A cross-section (indicated by the white dotted line in Fig. 5a) accompanies each panel, with an eye symbol denoting the viewing direction. The view was reconstructed by images taken from different planes (Z stacks) during imaging. Volume reconstruction using Imaris software confirmed viral accumulation in the unbound condition and viral entry inhibition when bound to the DNA star (Fig. 5b).
Discussion
By targeting a challenging exemplar platform, the DENV flavivirus, we have demonstrated the importance of integrating a structurally defined DNA nanoarchitecture with precise, multivalent spatial pattern-recognizing properties. Sensors and inhibitors recognizing the DENV pattern identity allow them to work effectively. When aptamers are arranged into an optimal 2D shape, they can be induced to fit the correct DENV pattern. In contrast, linear complexes, such as the bivalent–aptamer complex, initially have neither optimal shape nor optimal spacing, so they have weak affinity to ED3 sites. Moreover, for those that bind transiently, they have trouble staying on because the hairpin region also has affinity to the base pair. Without the optimal shape identity to keep these hairpin interactions from forming, sensing and inhibitory abilities suffer.

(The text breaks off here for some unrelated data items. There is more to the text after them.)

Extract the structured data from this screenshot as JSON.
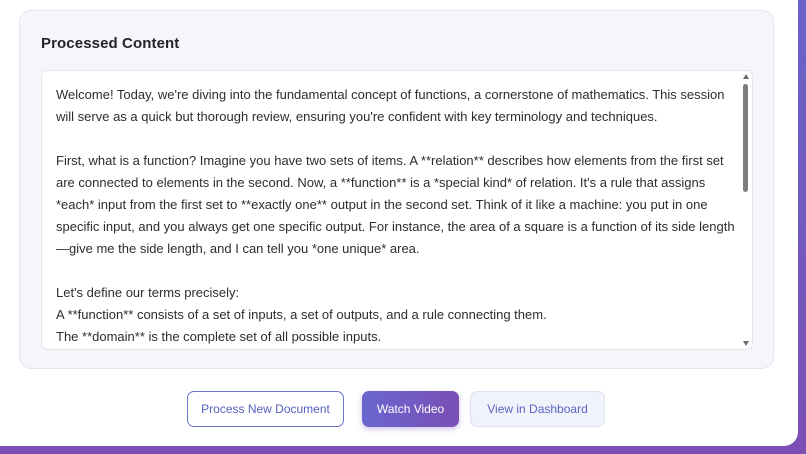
{
  "panel": {
    "title": "Processed Content",
    "paragraphs": [
      "Welcome! Today, we're diving into the fundamental concept of functions, a cornerstone of mathematics. This session will serve as a quick but thorough review, ensuring you're confident with key terminology and techniques.",
      "First, what is a function? Imagine you have two sets of items. A **relation** describes how elements from the first set are connected to elements in the second. Now, a **function** is a *special kind* of relation. It's a rule that assigns *each* input from the first set to **exactly one** output in the second set. Think of it like a machine: you put in one specific input, and you always get one specific output. For instance, the area of a square is a function of its side length—give me the side length, and I can tell you *one unique* area.",
      "Let's define our terms precisely:",
      "A **function** consists of a set of inputs, a set of outputs, and a rule connecting them.",
      "The **domain** is the complete set of all possible inputs."
    ]
  },
  "buttons": {
    "process_label": "Process New Document",
    "watch_label": "Watch Video",
    "dashboard_label": "View in Dashboard"
  },
  "colors": {
    "accent": "#6a66cf",
    "accent_end": "#7a4fb5",
    "panel_bg": "#f5f6fc"
  }
}
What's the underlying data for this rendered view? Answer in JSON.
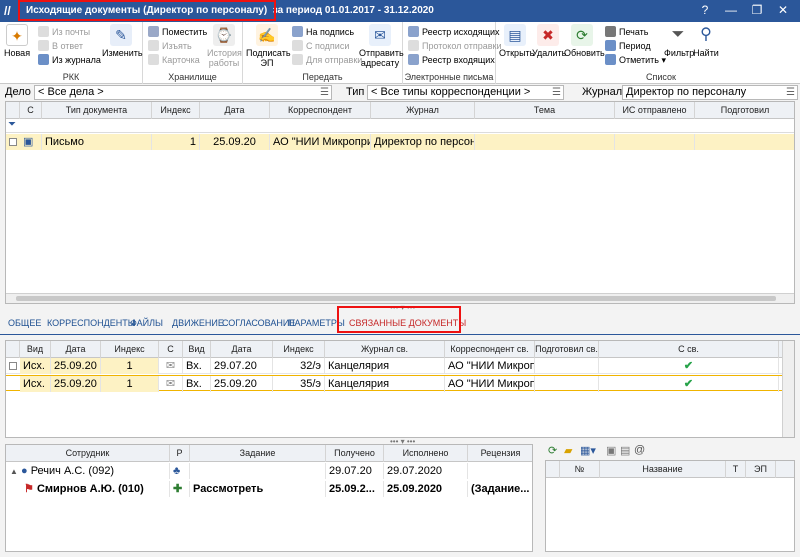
{
  "window": {
    "title": "Исходящие документы (Директор по персоналу)",
    "period": "за период 01.01.2017 - 31.12.2020",
    "controls": [
      "?",
      "—",
      "❐",
      "✕"
    ]
  },
  "ribbon": {
    "groups": [
      {
        "label": "РКК",
        "big": [
          {
            "label": "Новая",
            "icon": "new-doc-icon"
          }
        ],
        "small": [
          {
            "label": "Из почты",
            "enabled": false
          },
          {
            "label": "В ответ",
            "enabled": false
          },
          {
            "label": "Из журнала",
            "enabled": true
          }
        ],
        "big2": [
          {
            "label": "Изменить",
            "icon": "edit-icon"
          }
        ]
      },
      {
        "label": "Хранилище",
        "small": [
          {
            "label": "Поместить",
            "enabled": true
          },
          {
            "label": "Изъять",
            "enabled": false
          },
          {
            "label": "Карточка",
            "enabled": false
          }
        ],
        "big": [
          {
            "label": "История работы",
            "icon": "history-icon",
            "enabled": false
          }
        ]
      },
      {
        "label": "Передать",
        "big": [
          {
            "label": "Подписать ЭП",
            "icon": "sign-icon"
          }
        ],
        "small": [
          {
            "label": "На подпись",
            "enabled": true
          },
          {
            "label": "С подписи",
            "enabled": false
          },
          {
            "label": "Для отправки",
            "enabled": false
          }
        ],
        "big2": [
          {
            "label": "Отправить адресату",
            "icon": "send-icon"
          }
        ]
      },
      {
        "label": "Электронные письма",
        "small": [
          {
            "label": "Реестр исходящих",
            "enabled": true
          },
          {
            "label": "Протокол отправки",
            "enabled": false
          },
          {
            "label": "Реестр входящих",
            "enabled": true
          }
        ]
      },
      {
        "label": "",
        "big": [
          {
            "label": "Открыть",
            "icon": "open-icon"
          },
          {
            "label": "Удалить",
            "icon": "delete-icon"
          },
          {
            "label": "Обновить",
            "icon": "refresh-icon"
          }
        ]
      },
      {
        "label": "Список",
        "small": [
          {
            "label": "Печать",
            "enabled": true
          },
          {
            "label": "Период",
            "enabled": true
          },
          {
            "label": "Отметить",
            "enabled": true
          }
        ],
        "big": [
          {
            "label": "Фильтр",
            "icon": "filter-icon"
          },
          {
            "label": "Найти",
            "icon": "search-icon"
          }
        ]
      }
    ]
  },
  "filters": {
    "delo_label": "Дело",
    "delo_value": "< Все дела >",
    "tip_label": "Тип",
    "tip_value": "< Все типы корреспонденции >",
    "journal_label": "Журнал",
    "journal_value": "Директор по персоналу"
  },
  "main_table": {
    "headers": [
      "С",
      "Тип документа",
      "Индекс",
      "Дата",
      "Корреспондент",
      "Журнал",
      "Тема",
      "ИС отправлено",
      "Подготовил"
    ],
    "rows": [
      {
        "type": "Письмо",
        "index": "1",
        "date": "25.09.20",
        "correspondent": "АО \"НИИ Микропри",
        "journal": "Директор по персон",
        "theme": "",
        "is_sent": "",
        "prepared": ""
      }
    ]
  },
  "tabs": [
    "ОБЩЕЕ",
    "КОРРЕСПОНДЕНТЫ",
    "ФАЙЛЫ",
    "ДВИЖЕНИЕ",
    "СОГЛАСОВАНИЕ",
    "ПАРАМЕТРЫ",
    "СВЯЗАННЫЕ ДОКУМЕНТЫ"
  ],
  "active_tab": "СВЯЗАННЫЕ ДОКУМЕНТЫ",
  "linked_table": {
    "headers": [
      "Вид",
      "Дата",
      "Индекс",
      "С",
      "Вид",
      "Дата",
      "Индекс",
      "Журнал св.",
      "Корреспондент св.",
      "Подготовил св.",
      "С св."
    ],
    "rows": [
      {
        "vid": "Исх.",
        "date": "25.09.20",
        "index": "1",
        "vid2": "Вх.",
        "date2": "29.07.20",
        "index2": "32/э",
        "journal": "Канцелярия",
        "corr": "АО \"НИИ Микроп",
        "prepared": "",
        "ok": "✔"
      },
      {
        "vid": "Исх.",
        "date": "25.09.20",
        "index": "1",
        "vid2": "Вх.",
        "date2": "25.09.20",
        "index2": "35/э",
        "journal": "Канцелярия",
        "corr": "АО \"НИИ Микроп",
        "prepared": "",
        "ok": "✔"
      }
    ]
  },
  "route_table": {
    "headers": [
      "Сотрудник",
      "Р",
      "Задание",
      "Получено",
      "Исполнено",
      "Рецензия"
    ],
    "rows": [
      {
        "employee": "Речич А.С. (092)",
        "task": "",
        "received": "29.07.20",
        "done": "29.07.2020",
        "review": "",
        "bold": false
      },
      {
        "employee": "Смирнов А.Ю. (010)",
        "task": "Рассмотреть",
        "received": "25.09.2...",
        "done": "25.09.2020",
        "review": "(Задание...",
        "bold": true
      }
    ]
  },
  "files_table": {
    "headers": [
      "№",
      "Название",
      "Т",
      "ЭП"
    ]
  }
}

We also observed that an incorrect shape will be more detrimental than having no shape at all, as observed with the heptagon scaffold. We speculate that the heptagon–aptamer complex can bind, in the best-case scenario, bivalently to two ED3 clusters, but that leaves certain sites unbound and capable of cell internalization (Supplementary Fig. 7). In addition, a bound heptagon–aptamer complex would sterically prevent more heptagon–aptamer complexes from binding while linear scaffolds do not experience a steric block to such a degree.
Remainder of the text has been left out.